Microsoft has introduced a new multimodal AI model within its Phi-3 series, called the Phi-3-Vision SLM. This model can process both text and images, although its responses are limited to text. Designed as a small-scale model, the Phi-3-Vision can process data locally on the device. It features a parameter range of 4.2 billion. During the launch, Microsoft CEO Satya Nadella highlighted the model’s hybrid nature, explaining that it can operate on-device when the necessary hardware is available and fallback to the cloud when it is not. The Phi-3-Vision model is currently available for preview in Azure AI Playground and Azure AI Studio for developers.

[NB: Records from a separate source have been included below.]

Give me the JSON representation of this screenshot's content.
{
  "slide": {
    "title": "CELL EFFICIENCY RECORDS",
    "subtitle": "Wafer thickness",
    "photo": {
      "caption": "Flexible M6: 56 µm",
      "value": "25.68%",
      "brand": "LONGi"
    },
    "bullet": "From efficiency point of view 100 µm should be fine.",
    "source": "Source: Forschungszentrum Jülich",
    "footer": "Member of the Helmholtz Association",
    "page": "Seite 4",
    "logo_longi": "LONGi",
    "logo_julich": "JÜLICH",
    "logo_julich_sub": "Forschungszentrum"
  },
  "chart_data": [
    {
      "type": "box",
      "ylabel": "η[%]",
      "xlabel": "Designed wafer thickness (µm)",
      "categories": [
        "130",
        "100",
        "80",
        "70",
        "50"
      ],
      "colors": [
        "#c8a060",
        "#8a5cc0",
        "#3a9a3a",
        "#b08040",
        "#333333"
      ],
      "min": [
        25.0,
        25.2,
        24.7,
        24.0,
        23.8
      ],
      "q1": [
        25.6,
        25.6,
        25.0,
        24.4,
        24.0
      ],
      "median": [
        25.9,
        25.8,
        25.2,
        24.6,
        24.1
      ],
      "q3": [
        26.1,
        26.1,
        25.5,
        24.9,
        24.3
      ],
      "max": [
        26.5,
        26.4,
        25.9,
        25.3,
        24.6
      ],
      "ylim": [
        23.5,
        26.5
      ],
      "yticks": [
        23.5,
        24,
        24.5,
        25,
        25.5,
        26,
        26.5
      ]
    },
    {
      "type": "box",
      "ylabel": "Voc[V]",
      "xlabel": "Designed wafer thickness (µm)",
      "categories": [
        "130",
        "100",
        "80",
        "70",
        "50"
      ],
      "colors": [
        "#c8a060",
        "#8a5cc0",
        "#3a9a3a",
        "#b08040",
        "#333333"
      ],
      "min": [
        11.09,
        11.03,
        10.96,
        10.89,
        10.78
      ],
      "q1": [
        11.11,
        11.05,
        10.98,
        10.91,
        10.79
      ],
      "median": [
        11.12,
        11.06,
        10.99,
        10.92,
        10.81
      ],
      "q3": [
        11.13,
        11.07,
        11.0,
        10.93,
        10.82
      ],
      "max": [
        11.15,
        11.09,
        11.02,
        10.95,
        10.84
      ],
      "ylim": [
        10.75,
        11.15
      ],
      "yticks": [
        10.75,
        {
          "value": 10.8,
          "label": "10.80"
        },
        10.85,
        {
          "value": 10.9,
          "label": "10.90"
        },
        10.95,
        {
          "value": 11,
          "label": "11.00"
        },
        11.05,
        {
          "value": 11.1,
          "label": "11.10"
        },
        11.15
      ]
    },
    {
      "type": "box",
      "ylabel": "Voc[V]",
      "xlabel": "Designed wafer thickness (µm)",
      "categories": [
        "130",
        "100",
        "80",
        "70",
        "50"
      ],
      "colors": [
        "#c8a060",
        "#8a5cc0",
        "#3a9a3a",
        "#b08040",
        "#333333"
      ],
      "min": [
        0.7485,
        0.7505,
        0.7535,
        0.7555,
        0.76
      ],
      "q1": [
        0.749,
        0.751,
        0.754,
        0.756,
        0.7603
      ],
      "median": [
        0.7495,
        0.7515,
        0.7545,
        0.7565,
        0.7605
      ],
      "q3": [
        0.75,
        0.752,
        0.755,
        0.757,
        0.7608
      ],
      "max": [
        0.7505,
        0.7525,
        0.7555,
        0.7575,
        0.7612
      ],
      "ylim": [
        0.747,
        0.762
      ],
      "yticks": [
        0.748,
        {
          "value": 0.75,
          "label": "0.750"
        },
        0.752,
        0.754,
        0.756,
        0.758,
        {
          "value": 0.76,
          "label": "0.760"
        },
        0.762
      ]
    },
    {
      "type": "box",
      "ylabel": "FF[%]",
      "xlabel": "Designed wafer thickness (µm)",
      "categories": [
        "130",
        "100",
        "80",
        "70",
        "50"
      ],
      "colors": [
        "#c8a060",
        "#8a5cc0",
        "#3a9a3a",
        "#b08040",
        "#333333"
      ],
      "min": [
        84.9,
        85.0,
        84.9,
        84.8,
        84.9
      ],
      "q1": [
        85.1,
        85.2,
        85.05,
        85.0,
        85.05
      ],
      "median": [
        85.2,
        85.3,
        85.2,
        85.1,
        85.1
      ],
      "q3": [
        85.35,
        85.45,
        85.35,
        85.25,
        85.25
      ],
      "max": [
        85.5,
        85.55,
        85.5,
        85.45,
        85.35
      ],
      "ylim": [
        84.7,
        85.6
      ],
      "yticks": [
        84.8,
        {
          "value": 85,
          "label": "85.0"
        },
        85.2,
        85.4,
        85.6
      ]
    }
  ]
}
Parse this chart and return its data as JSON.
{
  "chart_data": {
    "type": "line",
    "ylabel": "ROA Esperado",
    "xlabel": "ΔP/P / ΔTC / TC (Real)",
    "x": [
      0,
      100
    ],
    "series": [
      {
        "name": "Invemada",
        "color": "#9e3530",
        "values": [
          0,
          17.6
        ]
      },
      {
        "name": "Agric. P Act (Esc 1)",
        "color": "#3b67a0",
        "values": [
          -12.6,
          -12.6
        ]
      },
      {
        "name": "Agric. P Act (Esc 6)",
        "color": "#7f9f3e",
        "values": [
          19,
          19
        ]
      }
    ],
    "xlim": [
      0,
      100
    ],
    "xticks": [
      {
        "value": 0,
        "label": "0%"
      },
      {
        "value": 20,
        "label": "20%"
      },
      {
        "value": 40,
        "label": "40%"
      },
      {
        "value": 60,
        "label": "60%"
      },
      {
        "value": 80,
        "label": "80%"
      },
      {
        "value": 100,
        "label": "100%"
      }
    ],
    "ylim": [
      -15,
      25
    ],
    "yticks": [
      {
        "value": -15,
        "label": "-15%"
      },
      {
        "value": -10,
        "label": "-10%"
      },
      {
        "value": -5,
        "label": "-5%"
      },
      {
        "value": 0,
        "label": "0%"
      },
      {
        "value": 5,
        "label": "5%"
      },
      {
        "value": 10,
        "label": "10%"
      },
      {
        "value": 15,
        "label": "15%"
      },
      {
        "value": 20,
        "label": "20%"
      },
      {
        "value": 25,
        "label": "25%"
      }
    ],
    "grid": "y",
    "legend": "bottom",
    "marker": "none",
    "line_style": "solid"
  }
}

Microsoft also announced Team Copilot, an expansion of its AI-powered chatbot for Microsoft 365. Similar to Google’s new Gemini Teammate, which integrates with Workspace apps, Team Copilot works across Microsoft productivity apps such as Teams, Loop, Planner, and more. This AI agent can automate tasks like facilitating meetings, managing agendas, tracking time, and taking notes. It can also appear in chats unprompted to provide important information, track action items, and address unresolved issues. Microsoft stated that Team Copilot will be available for preview later this year with additional features.
Additionally, the Microsoft Edge browser is set to receive an AI-powered video translation feature, capable of translating videos from YouTube, LinkedIn, Reuters, and Coursera in real time. According to a report, the feature currently supports translation from English to Hindi, German, Spanish, Italian, and Russian. It will be available soon, with plans to support more languages and video-streaming platforms in the future.